明けない街の裏側で
意識が浮上する。体の怠さも頭の痛みも、きれいさっぱり取れている。ネズミは目を醒ます。 心地よい。ふかふかのベッドの上で、少年と一緒に布団にくるまっている。生きている人間の体温。あたたかい。他人の側にいながら、こんなにぐっすり安らかに眠れたのは久しぶりだった。気持ちいい。ずっとこのまま、こうしていたい。
だが、再び眠りの世界へ戻ることは、ネズミには許されなかった。それはそのまま、死に直結する。

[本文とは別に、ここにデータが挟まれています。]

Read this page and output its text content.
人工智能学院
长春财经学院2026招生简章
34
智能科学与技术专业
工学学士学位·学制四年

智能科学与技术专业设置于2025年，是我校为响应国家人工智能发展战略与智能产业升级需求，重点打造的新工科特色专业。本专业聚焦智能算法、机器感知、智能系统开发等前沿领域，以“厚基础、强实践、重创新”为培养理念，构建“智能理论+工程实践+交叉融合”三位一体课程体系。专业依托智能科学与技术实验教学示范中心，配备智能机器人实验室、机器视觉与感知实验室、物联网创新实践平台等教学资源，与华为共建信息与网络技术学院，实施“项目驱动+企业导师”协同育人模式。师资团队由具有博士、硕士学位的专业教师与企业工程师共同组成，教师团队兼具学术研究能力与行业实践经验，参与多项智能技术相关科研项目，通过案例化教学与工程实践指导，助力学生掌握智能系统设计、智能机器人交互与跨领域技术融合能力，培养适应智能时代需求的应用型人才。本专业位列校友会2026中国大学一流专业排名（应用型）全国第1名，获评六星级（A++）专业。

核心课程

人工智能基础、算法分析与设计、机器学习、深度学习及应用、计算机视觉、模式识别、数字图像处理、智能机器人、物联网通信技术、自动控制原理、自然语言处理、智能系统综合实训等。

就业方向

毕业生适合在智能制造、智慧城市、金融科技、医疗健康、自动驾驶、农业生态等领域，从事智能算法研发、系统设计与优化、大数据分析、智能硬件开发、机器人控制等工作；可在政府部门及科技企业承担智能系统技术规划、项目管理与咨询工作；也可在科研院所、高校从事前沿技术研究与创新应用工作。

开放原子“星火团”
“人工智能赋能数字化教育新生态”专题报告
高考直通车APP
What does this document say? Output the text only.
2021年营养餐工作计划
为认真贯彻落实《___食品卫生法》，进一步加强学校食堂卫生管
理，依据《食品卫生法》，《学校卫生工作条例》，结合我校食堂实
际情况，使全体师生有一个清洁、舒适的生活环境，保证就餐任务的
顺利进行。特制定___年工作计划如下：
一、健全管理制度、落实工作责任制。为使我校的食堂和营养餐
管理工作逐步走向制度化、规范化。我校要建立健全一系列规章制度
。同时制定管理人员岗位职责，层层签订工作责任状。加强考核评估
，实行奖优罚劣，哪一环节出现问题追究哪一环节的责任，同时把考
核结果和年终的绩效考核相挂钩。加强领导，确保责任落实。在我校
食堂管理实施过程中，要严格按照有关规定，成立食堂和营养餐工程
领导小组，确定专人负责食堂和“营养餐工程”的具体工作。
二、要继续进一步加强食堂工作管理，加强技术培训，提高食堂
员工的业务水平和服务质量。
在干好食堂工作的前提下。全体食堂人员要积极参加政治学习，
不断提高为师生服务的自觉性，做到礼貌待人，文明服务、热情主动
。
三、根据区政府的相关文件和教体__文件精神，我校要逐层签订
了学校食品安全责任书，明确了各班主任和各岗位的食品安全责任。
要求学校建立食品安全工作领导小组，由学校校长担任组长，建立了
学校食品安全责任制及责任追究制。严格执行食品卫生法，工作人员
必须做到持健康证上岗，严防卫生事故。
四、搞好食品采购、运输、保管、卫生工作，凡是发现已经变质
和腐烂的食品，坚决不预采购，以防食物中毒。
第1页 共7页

ネズミは隣ですやすやと眠る紫苑を起こさぬよう、そろりと布団を抜け出す。紫苑は傍らの温もりが消えたのを感じて僅かに身動ぎしたが、かわりに布団を手繰り寄せて安心したのか、また微かな寝息をたてはじめた。 ネズミは紫苑の寝顔を暫し眺める。自分を無償で救い、何の見返りも求めず匿った少年を。彼はこの先、確実にエリート特権を剥奪されるだろう。この心の優しい、少々天然な少年は、約束された将来よりも、目の前の瀕死のネズミの命を、少しのためらいもなく後悔もなく選んだ。いずれは、この選択を後悔することがあるだろうか。いずれは、あんなVCさえ助けなければと、ネズミを憎むことになるだろうか。
それでも、しかたない。それでも、かまわない。
おれは、この借りを、決して忘れない。 予想もつかない奇跡を、人は確かに人に救われることがあるということを、紫苑、あんただけが教えてくれた。
ネズミはそっと手を伸ばし、紫苑の柔らかな髪に触れる。
今度はおれが、あんたを助けに来る。必ず、恩は返す。だからそれまで、ちゃんと生きててくれ。
紫苑の寝顔を網膜に焼き付け、ネズミは救急ケースを抱える。ふと思いついて、清潔なタオルも失敬することにする。9月7日、九死に一生を得た記念に。
ネズミは窓枠に足をかけ、一度だけベッドを振り返った。